De niet-belastingontvangsten omvatten inkomsten uit valuta, munten en munt, renteontvangsten, dividenden, winsten, inkomsten uit algemene diensten (zoals politie, gevangenissen, voorraden en verwijdering en openbare werken), inkomsten uit sociale en gemeenschapsdiensten (zoals zoals onderwijs, gezondheidszorg, huisvesting, omroep en dergelijke) en inkomsten van economische diensten (zoals landbouw en aanverwante diensten, industrie en mijnen, vervoer en communicatie).
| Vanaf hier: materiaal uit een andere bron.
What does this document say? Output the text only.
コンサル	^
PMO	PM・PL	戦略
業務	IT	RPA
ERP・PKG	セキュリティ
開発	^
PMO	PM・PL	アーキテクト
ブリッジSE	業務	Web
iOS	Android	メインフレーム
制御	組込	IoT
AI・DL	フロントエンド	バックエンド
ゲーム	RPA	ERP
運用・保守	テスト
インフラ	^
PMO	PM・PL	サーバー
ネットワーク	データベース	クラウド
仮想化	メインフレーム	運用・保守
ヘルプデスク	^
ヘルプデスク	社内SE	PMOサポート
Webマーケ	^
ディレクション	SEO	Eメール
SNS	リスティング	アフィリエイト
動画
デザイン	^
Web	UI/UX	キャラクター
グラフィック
Niet-belastinginkomsten zijn ingedeeld onder drie brede hoofden:

(a) Renteontvangsten, (b) Dividenden en winsten, en (c) Andere belastinginkomsten. Ontvangsten uit rente op leningen door de centrale overheid vormen de belangrijkste bron van niet-belastinginkomsten.

Inkomsten Uitgaven:

De ontvangstenuitgaven hebben betrekking op de normale werking van overheidsdepartementen en verschillende diensten, rentelasten op schulden van de overheid en subsidies aan nationale overheden en andere partijen. Begrotingsdocumenten classificeren de totale inkomstenuitgaven in niet-plan- en plan-inkomsten.

Zowel plan- als niet-planuitgaven bevatten zowel ontwikkelings- als niet-ontwikkelingsartikelen. Zodra een planplan volledig operationeel is of het planproject is voltooid, worden de onderhouds- en operationele kosten verschoven naar niet-planuitgaven.

Daarom blijven de niet-geplande uitgaven stijgen. De belangrijkste posten van rentebetalingen buiten de plan- ning, defensie en subsidies samen vormen 40 procent van de totale uitgaven.

Rentebetalingen: rentebetalingen vormen de grootste component van niet-planmatige inkomstenuitgaven. De sterke stijging van de rentebetalingen houdt rechtstreeks verband met de toenemende afhankelijkheid van leningen en stijgende rentetarieven, met name bij kleine spaargelden en voorzorgsfondsen. De toename van de binnenlandse leningen in de afgelopen twee decennia was grotendeels toe te schrijven aan het toegenomen begrotingstekort.

De schuldendienstverplichtingen van de overheid stegen sterk. De oplossing van het probleem is vermindering van overheidsschuld is een alternatief, een ander is dat geleend geld moet worden gebruikt voor productieve doeleinden en voor projecten die redelijke rendementen garanderen.